Overall adherence was good. Attendance at the 4-week follow-up visit was 88%, falling to 70% at the 12-week visit but returning to 88% at the final 24-week visit. By week 4, 89% had undetectable HCV viral load (<200 IU/ml).
The overall SVR rate was 78% for the 93 participants in an intention-to-treat analysis who completed 12 weeks of post-treatment follow-up. Of the remainder, 10% experienced virological treatment failure, 9% were lost to follow-up, and one person died. In a per-protocol analysis of the 82 individuals who remained in the study, the SVR rate was 89%.
The likelihood of achieving SVR was not affected by daily injection, unstable housing, hazardous drinking, or not receiving medication-assisted addiction treatment. But viral load at week 4 did predict who would go on to be cured: Among those with undetectable HCV RNA at week 4, 86% achieved SVR, compared with only 25% of those who had detectable virus at that visit.
Most participants (87%) finished all three bottles of medication, with seven more taking at least two full bottles. The intention-to-treat SVR rates were 85% for the first group and 71% for the second. But none of the six people who finished less than two bottles were cured.
Thirteen people did not complete treatment, 21 finished on time, and 46 finished after the planned 12 weeks. The intention-to-treat SVR rate was highest in the on-time group (95%), but even those who took longer to finish had a high likelihood of being cured (88%).
"As long as patients completed the prescribed amount, imperfect adherence was not associated with decreased cure rates," Rosenthal said.
Thirteen participants reported treatment interruptions at some point during the 12-week course.
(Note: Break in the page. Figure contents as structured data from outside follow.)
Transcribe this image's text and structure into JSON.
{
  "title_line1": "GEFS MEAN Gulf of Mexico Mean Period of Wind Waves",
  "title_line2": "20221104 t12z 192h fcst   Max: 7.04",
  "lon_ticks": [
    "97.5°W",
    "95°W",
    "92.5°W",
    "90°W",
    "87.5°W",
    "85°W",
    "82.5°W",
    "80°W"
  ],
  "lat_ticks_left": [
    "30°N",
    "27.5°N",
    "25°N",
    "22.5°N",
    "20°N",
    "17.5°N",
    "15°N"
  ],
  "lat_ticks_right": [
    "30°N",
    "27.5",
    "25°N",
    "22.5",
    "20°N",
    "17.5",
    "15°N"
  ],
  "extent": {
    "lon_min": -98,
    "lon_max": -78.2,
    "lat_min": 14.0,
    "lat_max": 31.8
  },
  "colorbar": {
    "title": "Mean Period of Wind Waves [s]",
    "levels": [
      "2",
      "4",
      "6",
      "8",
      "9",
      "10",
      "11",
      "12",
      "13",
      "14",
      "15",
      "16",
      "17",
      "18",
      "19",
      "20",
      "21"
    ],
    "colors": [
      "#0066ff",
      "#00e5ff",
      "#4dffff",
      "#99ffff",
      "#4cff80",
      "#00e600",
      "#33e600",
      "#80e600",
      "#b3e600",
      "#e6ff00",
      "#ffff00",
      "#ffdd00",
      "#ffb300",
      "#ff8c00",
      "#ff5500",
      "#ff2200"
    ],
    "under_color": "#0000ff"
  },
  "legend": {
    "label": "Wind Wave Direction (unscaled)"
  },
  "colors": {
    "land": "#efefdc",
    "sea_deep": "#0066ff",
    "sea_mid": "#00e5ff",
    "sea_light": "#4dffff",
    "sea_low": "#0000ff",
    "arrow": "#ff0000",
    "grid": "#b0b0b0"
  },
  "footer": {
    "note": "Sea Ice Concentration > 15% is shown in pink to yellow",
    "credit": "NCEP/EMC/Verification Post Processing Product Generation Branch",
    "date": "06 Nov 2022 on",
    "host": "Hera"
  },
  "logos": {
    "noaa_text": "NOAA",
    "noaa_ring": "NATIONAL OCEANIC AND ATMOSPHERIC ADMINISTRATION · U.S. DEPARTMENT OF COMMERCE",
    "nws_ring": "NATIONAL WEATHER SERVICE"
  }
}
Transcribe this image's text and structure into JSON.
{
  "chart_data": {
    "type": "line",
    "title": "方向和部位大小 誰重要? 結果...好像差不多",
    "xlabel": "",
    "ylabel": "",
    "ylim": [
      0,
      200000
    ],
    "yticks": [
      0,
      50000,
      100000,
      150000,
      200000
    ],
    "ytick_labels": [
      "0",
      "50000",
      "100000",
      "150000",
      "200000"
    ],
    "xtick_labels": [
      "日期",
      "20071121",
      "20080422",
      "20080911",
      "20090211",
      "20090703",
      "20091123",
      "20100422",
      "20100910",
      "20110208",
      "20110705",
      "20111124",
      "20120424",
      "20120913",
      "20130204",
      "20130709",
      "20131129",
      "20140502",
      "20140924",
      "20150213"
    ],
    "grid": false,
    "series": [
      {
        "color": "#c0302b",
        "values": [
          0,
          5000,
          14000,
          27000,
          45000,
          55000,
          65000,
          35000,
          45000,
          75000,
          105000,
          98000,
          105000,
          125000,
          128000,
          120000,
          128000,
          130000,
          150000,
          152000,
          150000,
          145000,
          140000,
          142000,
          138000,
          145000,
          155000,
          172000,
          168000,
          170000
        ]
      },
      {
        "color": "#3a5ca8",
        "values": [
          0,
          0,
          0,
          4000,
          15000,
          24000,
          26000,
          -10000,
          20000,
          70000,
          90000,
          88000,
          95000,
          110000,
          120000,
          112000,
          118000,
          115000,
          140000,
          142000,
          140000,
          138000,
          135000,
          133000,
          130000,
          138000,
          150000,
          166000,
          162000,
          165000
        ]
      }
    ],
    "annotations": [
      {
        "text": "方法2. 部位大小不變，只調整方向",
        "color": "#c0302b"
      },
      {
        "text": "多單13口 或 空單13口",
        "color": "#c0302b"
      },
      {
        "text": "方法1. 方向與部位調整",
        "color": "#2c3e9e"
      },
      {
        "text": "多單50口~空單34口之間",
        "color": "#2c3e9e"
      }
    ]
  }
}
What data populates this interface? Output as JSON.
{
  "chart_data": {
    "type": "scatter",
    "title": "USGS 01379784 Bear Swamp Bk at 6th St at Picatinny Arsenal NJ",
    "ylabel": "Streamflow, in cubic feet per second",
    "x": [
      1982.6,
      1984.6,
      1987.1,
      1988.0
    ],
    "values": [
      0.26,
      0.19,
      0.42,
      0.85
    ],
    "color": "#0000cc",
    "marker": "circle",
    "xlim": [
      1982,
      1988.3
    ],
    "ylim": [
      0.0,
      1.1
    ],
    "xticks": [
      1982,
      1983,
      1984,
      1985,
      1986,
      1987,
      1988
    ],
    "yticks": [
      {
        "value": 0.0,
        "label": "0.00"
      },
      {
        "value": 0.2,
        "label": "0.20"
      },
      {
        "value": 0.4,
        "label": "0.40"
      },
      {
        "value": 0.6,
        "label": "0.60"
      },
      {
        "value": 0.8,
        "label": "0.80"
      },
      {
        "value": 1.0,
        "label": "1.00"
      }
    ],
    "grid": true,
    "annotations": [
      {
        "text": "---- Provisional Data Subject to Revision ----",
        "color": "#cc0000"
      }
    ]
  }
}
Nine of these gaps lasted 10 days or longer, with the longest being 70 and 196 days. Reasons for treatment interruption included medications being lost or stolen, hospitalization, incarceration, and entering inpatient drug treatment.
Treatment interruptions did not consistently predict treatment failure. The six individuals with gaps of 3 to 10 days were all cured, as were those with the 70-day and 196-day interruptions. However, three people with gaps of 14, 15, and 30 days did not achieve SVR. Taken together, people with no interruptions had an SVR rate of 86%, compared with 67% for those with any interruptions.
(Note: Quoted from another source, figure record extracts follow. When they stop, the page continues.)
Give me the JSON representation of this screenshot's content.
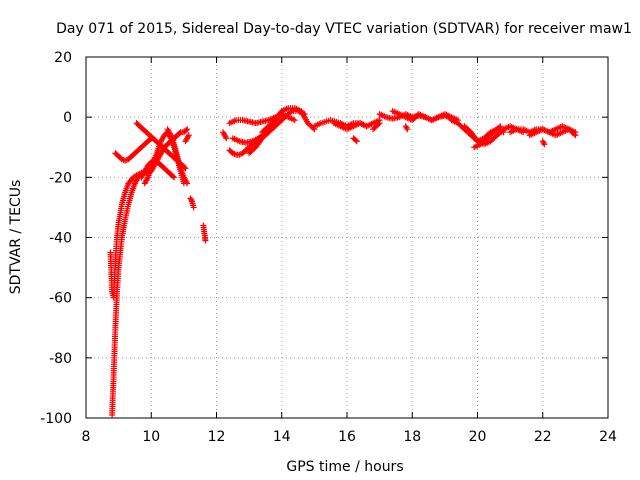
{
  "chart_data": {
    "type": "scatter",
    "title": "Day 071 of 2015, Sidereal Day-to-day VTEC variation (SDTVAR) for receiver maw1",
    "xlabel": "GPS time / hours",
    "ylabel": "SDTVAR / TECUs",
    "xlim": [
      8,
      24
    ],
    "ylim": [
      -100,
      20
    ],
    "xticks": [
      8,
      10,
      12,
      14,
      16,
      18,
      20,
      22,
      24
    ],
    "yticks": [
      20,
      0,
      -20,
      -40,
      -60,
      -80,
      -100
    ],
    "xtick_labels": [
      "8",
      "10",
      "12",
      "14",
      "16",
      "18",
      "20",
      "22",
      "24"
    ],
    "ytick_labels": [
      "20",
      "0",
      "-20",
      "-40",
      "-60",
      "-80",
      "-100"
    ],
    "grid": true,
    "marker": "+",
    "series": [
      {
        "name": "SDTVAR",
        "color": "#ff0000",
        "segments": [
          {
            "x": [
              8.8,
              8.85,
              8.9,
              8.95,
              9.0,
              9.05,
              9.1,
              9.2,
              9.3,
              9.4,
              9.5,
              9.6,
              9.7,
              9.8,
              9.9
            ],
            "y": [
              -99,
              -85,
              -70,
              -58,
              -50,
              -45,
              -40,
              -34,
              -29,
              -25,
              -22,
              -20,
              -19,
              -18.5,
              -18
            ]
          },
          {
            "x": [
              8.75,
              8.8,
              8.85,
              8.9,
              8.95,
              9.0,
              9.1,
              9.2,
              9.3,
              9.45,
              9.6,
              9.8,
              10.0
            ],
            "y": [
              -45,
              -58,
              -60,
              -48,
              -40,
              -35,
              -29,
              -25,
              -22,
              -20,
              -19,
              -18,
              -17
            ]
          },
          {
            "x": [
              8.9,
              9.0,
              9.1,
              9.2,
              9.3,
              9.4,
              9.5,
              9.6,
              9.7,
              9.8,
              9.9,
              10.0
            ],
            "y": [
              -12,
              -13,
              -14,
              -14.5,
              -14,
              -13,
              -12,
              -11,
              -10,
              -9,
              -8,
              -7
            ]
          },
          {
            "x": [
              9.55,
              9.65,
              9.75,
              9.85,
              9.95,
              10.05,
              10.15,
              10.25,
              10.35,
              10.45,
              10.55,
              10.65,
              10.75,
              10.85,
              10.95,
              11.05
            ],
            "y": [
              -2,
              -3,
              -4,
              -5,
              -6,
              -7,
              -8,
              -9,
              -10,
              -11,
              -12,
              -13,
              -14,
              -15,
              -16,
              -17
            ]
          },
          {
            "x": [
              9.8,
              9.9,
              10.0,
              10.1,
              10.2,
              10.3,
              10.4,
              10.5,
              10.6,
              10.7,
              10.8,
              10.9,
              11.0
            ],
            "y": [
              -22,
              -20,
              -17,
              -14,
              -11,
              -8,
              -6,
              -5,
              -7,
              -10,
              -14,
              -18,
              -22
            ]
          },
          {
            "x": [
              10.0,
              10.1,
              10.2,
              10.3,
              10.4,
              10.5,
              10.6,
              10.7,
              10.8,
              10.9,
              11.0,
              11.1
            ],
            "y": [
              -18,
              -16,
              -14,
              -12,
              -10,
              -9,
              -8,
              -7,
              -6,
              -5,
              -5,
              -4
            ]
          },
          {
            "x": [
              9.7,
              9.8,
              9.9,
              10.0,
              10.1,
              10.2,
              10.3,
              10.4,
              10.5,
              10.6,
              10.7
            ],
            "y": [
              -20,
              -18,
              -16,
              -15,
              -14,
              -15,
              -16,
              -17,
              -18,
              -19,
              -20
            ]
          },
          {
            "x": [
              10.5,
              10.6,
              10.7,
              10.8,
              10.9,
              11.0,
              11.1
            ],
            "y": [
              -4,
              -6,
              -9,
              -13,
              -17,
              -20,
              -22
            ]
          },
          {
            "x": [
              11.05,
              11.1,
              11.15
            ],
            "y": [
              -8,
              -7,
              -6
            ]
          },
          {
            "x": [
              11.2,
              11.25,
              11.3
            ],
            "y": [
              -27,
              -28,
              -30
            ]
          },
          {
            "x": [
              11.6,
              11.62,
              11.65,
              11.66
            ],
            "y": [
              -36,
              -38,
              -40,
              -41
            ]
          },
          {
            "x": [
              12.2,
              12.25,
              12.3
            ],
            "y": [
              -5,
              -6,
              -7
            ]
          },
          {
            "x": [
              12.4,
              12.6,
              12.8,
              13.0,
              13.2,
              13.4,
              13.6,
              13.8,
              14.0,
              14.2,
              14.4
            ],
            "y": [
              -2,
              -1,
              -1,
              -1.5,
              -2,
              -1.5,
              -1,
              0,
              1,
              0,
              -1
            ]
          },
          {
            "x": [
              12.4,
              12.5,
              12.6,
              12.7,
              12.8,
              12.9,
              13.0,
              13.1,
              13.2,
              13.3,
              13.4
            ],
            "y": [
              -11,
              -12,
              -12.5,
              -12.5,
              -12,
              -11,
              -10,
              -9,
              -8,
              -7,
              -6
            ]
          },
          {
            "x": [
              12.5,
              12.7,
              12.9,
              13.1,
              13.3,
              13.5,
              13.7,
              13.9,
              14.1,
              14.3,
              14.5,
              14.7
            ],
            "y": [
              -7,
              -8,
              -8.5,
              -8,
              -7,
              -6,
              -4,
              -2,
              0,
              2,
              2,
              1
            ]
          },
          {
            "x": [
              13.0,
              13.2,
              13.4,
              13.6,
              13.8,
              14.0,
              14.2,
              14.4,
              14.6,
              14.8,
              15.0
            ],
            "y": [
              -12,
              -10,
              -7,
              -4,
              -1,
              2,
              3,
              3,
              2,
              -2,
              -4
            ]
          },
          {
            "x": [
              13.4,
              13.5,
              13.6,
              13.7,
              13.8,
              13.9,
              14.0
            ],
            "y": [
              -5,
              -4,
              -3,
              -2,
              -1,
              0,
              2
            ]
          },
          {
            "x": [
              15.0,
              15.2,
              15.5,
              15.8,
              16.0,
              16.2,
              16.4,
              16.6,
              16.8,
              17.0
            ],
            "y": [
              -3,
              -2,
              -1,
              -2,
              -3,
              -2,
              -2,
              -3,
              -2,
              -1
            ]
          },
          {
            "x": [
              15.6,
              15.8,
              16.0,
              16.2,
              16.4,
              16.6
            ],
            "y": [
              -2,
              -3,
              -4,
              -3,
              -2,
              -3
            ]
          },
          {
            "x": [
              16.2,
              16.3
            ],
            "y": [
              -7,
              -8
            ]
          },
          {
            "x": [
              16.8,
              17.0
            ],
            "y": [
              -4,
              -2
            ]
          },
          {
            "x": [
              17.0,
              17.2,
              17.4,
              17.6,
              17.8,
              18.0,
              18.2,
              18.4,
              18.6,
              18.8,
              19.0,
              19.2,
              19.4
            ],
            "y": [
              1,
              0,
              -0.5,
              0,
              1,
              0,
              0.5,
              0,
              -1,
              0,
              1,
              0,
              -1
            ]
          },
          {
            "x": [
              17.4,
              17.6,
              17.8,
              18.0,
              18.2,
              18.4,
              18.6,
              18.8,
              19.0,
              19.2
            ],
            "y": [
              2,
              1,
              0,
              -1,
              1,
              0,
              -1,
              0,
              0.5,
              -0.5
            ]
          },
          {
            "x": [
              17.8,
              17.85
            ],
            "y": [
              -3,
              -4
            ]
          },
          {
            "x": [
              19.2,
              19.4,
              19.6,
              19.8,
              20.0,
              20.2,
              20.4,
              20.6,
              20.8
            ],
            "y": [
              -1,
              -2,
              -4,
              -6,
              -8,
              -7,
              -5,
              -4,
              -5
            ]
          },
          {
            "x": [
              19.6,
              19.8,
              20.0,
              20.2,
              20.4,
              20.6,
              20.8,
              21.0,
              21.2,
              21.4
            ],
            "y": [
              -3,
              -5,
              -8,
              -9,
              -8,
              -6,
              -4,
              -3,
              -4,
              -5
            ]
          },
          {
            "x": [
              19.9,
              20.1,
              20.3,
              20.5,
              20.7
            ],
            "y": [
              -10,
              -9,
              -7,
              -5,
              -3
            ]
          },
          {
            "x": [
              21.0,
              21.2,
              21.4,
              21.6,
              21.8,
              22.0,
              22.2,
              22.4,
              22.6,
              22.8,
              23.0
            ],
            "y": [
              -5,
              -4,
              -4,
              -5,
              -4,
              -4,
              -5,
              -4,
              -3,
              -4,
              -5
            ]
          },
          {
            "x": [
              21.6,
              21.8,
              22.0,
              22.2,
              22.4,
              22.6,
              22.8,
              23.0
            ],
            "y": [
              -6,
              -5,
              -4,
              -5,
              -6,
              -5,
              -4,
              -6
            ]
          },
          {
            "x": [
              22.0,
              22.05
            ],
            "y": [
              -8,
              -9
            ]
          }
        ]
      }
    ]
  }
}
In summary, people who inject drugs have high rates of treatment completion and cure, the researchers concluded. Imperfect adherence did not seem to affect the likelihood of SVR, even in people with interruptions in treatment, but completion of at least 8 weeks of sofosbuvir/velpatasvir was important for achieving a cure.
"The ANCHOR study demonstrates that concerns about adherence, housing status, drug use frequency, and being on medication for opioid use disorder are not likely to influence treatment outcome and should not be used to justify exclusion from treatment in this population," Rosenthal told reporters. In fact, she added, people who inject drugs should be given high priority because injection drug use is the primary risk factor for HCV transmission in the United States.
"Particularly among hepatologists -- less so among infectious disease specialists -- they've had a bias against treating people who inject drugs because of concern about reinfection or adherence," the moderator of the press conference, Jordan Feld, MD, of the Toronto Centre for Liver Disease, told MedPage Today. "This shows that even in this highly marginalized population, you can achieve high cure rates. In addition to the benefit to these individuals, you have the societal public health benefit of reducing transmission, and studies show that treating people who inject drugs is cost-effective. [Denying treatment] is just a morality issue -- it has nothing to do with science," he said.
Rosenthal did not disclose relevant financial relationships.
Feld disclosed relationships with companies including AbbVie, Gilead, and Merck.